OTHERWISE [А ИНАЧЕ]
Centering on intergenerational trauma in refugee experience, “OtherWise” is a multidisciplinary production that investigates and responds to Soviet-era bard songs of oppression and hope through dance. This project is currently in development, and is supported by the Massachusetts Cultural Council, Combined Jewish Philanthropies, and The Boston Foundation "Live Arts Boston" Grant.
OtherWise is a multidisciplinary performance production investigating intergenerational trauma through the lens of the Soviet-era bard movement. Drawing upon and interpreting the songs of iconic bards such as Bulat Okudzhava, Vladimir Vysotsky, Alexander Galich, and Yuri Vizbor, the theatrical production fuses dance, music, and spoken word to illuminate a unique refugee experience. Directed by Ilya Vidrin, collaborators include singer/song-writer Alec Hutson, Soviet scholar Dr. Vera Koshkina, violinist Daniel Kurganov, dramaturg Valeria Solomonoff, cinematographer Sue Murad, and creative producer Jessi Stegall.
As a first-generation artist, Ilya draws on personal experiences grappling with how to make sense of living at the intersection of multiple identities and with how to celebrate cultural heritage given the collective and individual traumas that are still throbbing within the community. Character development emerges from text-based analysis and embodied exploration of themes drawn from the poetic texts, including love of land, uncertainty for the future, nostalgia for the past, distrust of the government, humor as a coping mechanism, and community healing. Ilya has been particularly drawn to how this work can illuminate the expressive possibilities of the folk genre. OtherWise investigates and builds on the social power of music and dance - not only for promoting courage, understanding, and vulnerability within the community, but also as a tether to a home that no one truly wanted to leave. The aim is to foster community healing, demonstrate the sublime power of poetic practices, and mobilize efforts to uphold the values of the bard movement including self-expression, accountability, and mutual understanding.
Despite the promise of equality in communism, the Soviet Union was a tumultuous time for many. As organized religion was officially banned by the government, individuals and families were unable to practice their faith. Designated as a separate nationality on passports and all legal documents, Soviet Jews faced systemic oppression as they sought education, jobs, and even living accommodations. In response to the hardship, subjugation, and even censorship, a resistance formed around authentic, creative expression. Calling themselves “bards”, a small group of artists composed allegorical poems of thinly-veiled struggle and hope. These poems were set to simple chord structures, generating songs that could be learned and shared with others in the community. Because political protests against the Soviet Regime were illegal, this music was performed in secret. Shared exclusively by word-of-mouth and unsanctioned underground performances, accessing these songs was difficult – many ended up using discarded x-ray films as substitutes for vinyl discs on which to record and share this music. It is these songs and these stories that we respond to through the creation of an evening-length production “OtherWise”.

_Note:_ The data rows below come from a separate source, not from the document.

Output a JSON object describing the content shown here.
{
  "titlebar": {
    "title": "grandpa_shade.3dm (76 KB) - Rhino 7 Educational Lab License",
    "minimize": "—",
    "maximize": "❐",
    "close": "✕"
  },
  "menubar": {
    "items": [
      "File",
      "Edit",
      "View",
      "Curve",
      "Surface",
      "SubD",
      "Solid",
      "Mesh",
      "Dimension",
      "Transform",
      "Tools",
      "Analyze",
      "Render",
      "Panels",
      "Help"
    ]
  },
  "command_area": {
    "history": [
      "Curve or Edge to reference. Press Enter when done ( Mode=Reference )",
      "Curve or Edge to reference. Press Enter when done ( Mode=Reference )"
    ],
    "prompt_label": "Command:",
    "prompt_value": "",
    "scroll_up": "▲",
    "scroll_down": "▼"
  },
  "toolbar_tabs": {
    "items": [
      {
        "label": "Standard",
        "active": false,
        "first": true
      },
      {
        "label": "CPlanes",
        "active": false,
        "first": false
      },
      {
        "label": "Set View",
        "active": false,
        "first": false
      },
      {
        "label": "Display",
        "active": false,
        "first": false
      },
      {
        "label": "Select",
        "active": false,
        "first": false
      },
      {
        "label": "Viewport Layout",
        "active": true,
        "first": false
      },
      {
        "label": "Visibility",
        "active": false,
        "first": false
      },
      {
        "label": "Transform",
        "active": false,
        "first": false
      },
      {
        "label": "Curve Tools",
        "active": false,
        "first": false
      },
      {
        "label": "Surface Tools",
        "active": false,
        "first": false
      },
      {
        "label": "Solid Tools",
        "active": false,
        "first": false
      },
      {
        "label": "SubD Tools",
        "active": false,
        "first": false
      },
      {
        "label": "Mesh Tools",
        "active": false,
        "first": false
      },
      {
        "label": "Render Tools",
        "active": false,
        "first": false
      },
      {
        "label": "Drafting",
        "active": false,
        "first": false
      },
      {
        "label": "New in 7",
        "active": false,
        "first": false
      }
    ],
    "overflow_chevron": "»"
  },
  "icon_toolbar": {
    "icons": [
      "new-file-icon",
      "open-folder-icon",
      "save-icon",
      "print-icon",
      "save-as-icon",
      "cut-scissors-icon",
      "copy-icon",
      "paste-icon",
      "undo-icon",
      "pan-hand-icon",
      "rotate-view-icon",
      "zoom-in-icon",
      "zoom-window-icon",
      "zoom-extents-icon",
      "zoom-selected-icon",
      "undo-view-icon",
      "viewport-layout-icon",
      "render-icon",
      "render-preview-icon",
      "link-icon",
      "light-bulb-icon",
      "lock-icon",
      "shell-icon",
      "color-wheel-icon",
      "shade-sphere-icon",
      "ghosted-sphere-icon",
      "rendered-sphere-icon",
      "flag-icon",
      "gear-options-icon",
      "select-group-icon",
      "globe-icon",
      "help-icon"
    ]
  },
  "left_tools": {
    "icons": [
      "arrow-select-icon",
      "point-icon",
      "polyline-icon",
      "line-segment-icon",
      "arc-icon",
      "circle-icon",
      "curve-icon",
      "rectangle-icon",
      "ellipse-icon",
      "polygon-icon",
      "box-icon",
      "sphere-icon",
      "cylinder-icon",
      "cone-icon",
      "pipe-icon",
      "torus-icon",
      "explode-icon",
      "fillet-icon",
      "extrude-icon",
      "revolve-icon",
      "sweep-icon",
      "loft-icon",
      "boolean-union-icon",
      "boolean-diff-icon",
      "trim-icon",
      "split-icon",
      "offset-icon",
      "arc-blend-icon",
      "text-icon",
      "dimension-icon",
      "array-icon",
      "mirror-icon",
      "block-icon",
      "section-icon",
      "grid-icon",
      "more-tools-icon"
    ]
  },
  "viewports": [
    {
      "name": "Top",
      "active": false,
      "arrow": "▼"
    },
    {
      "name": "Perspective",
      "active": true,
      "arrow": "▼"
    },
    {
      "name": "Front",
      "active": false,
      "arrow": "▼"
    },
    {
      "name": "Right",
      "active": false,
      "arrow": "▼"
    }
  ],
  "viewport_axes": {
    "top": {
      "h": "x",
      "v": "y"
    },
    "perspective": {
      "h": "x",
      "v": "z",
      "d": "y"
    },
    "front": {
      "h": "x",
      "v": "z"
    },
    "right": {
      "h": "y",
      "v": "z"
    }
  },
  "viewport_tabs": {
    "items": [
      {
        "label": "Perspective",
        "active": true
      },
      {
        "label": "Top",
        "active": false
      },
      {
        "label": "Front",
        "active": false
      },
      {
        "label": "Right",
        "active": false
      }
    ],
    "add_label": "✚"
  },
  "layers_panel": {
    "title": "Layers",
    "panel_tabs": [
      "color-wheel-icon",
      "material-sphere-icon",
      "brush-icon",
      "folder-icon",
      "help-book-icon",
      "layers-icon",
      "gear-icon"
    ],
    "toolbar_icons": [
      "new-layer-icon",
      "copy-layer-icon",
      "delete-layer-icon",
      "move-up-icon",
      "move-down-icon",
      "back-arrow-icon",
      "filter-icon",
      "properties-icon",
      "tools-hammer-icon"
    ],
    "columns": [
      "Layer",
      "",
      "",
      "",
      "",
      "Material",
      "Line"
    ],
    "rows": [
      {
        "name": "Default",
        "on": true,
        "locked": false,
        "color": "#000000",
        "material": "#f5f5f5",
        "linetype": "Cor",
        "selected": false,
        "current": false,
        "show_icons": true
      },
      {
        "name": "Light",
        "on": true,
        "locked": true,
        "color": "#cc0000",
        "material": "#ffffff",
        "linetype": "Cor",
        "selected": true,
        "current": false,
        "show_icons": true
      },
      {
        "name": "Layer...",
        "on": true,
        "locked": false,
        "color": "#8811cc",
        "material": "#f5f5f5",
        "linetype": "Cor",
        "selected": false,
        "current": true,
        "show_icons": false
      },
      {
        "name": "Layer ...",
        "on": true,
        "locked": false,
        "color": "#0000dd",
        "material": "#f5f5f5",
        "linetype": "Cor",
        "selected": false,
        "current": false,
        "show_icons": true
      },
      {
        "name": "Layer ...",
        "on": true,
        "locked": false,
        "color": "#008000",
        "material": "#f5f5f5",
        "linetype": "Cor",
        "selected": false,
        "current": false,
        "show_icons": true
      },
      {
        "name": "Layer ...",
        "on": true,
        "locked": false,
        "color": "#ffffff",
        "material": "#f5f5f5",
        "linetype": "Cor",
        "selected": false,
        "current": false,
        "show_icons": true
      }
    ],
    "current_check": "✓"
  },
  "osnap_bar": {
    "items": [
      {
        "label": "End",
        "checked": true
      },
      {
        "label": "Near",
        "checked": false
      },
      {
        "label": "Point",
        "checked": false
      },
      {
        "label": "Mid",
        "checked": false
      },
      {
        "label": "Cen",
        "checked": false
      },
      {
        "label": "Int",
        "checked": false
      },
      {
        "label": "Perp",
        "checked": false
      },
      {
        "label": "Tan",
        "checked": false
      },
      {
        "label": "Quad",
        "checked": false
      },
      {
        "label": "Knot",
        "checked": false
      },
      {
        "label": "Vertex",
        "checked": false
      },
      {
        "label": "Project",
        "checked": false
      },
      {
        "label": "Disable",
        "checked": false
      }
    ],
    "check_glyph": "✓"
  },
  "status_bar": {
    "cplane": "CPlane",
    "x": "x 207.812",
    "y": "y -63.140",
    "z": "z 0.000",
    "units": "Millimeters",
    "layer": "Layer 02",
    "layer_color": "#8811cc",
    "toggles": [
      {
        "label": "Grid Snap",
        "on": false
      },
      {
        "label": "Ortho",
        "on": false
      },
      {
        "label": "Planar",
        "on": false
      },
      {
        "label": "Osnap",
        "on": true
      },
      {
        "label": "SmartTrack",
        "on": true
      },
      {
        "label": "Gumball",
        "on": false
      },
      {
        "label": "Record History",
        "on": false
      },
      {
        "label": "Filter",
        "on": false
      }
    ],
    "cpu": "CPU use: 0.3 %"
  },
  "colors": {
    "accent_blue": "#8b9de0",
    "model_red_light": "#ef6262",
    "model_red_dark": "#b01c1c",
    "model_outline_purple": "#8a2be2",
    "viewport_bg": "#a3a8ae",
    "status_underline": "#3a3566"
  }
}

We see this project as more than simply “translating” our experience through performing arts -- it is an opportunity to process, reflect, and share together within and beyond our community. Our process invites the voices of community members to share their experience living within oppressive regimes. With the support of community partners, including the Jewish Arts Collaborative, Combined Jewish Philanthropies, Boston's Temple Israel, and Boston's Russian-Jewish Moishe House, we will offer opportunities for the public to engage through open rehearsals, immersive workshops, and informal showings. We acknowledge the risks in taking on this subject matter, in the ways it can be triggering and exclusionary. By making our creative process open to the public, we hope to encourage vulnerability, courage, and community healing.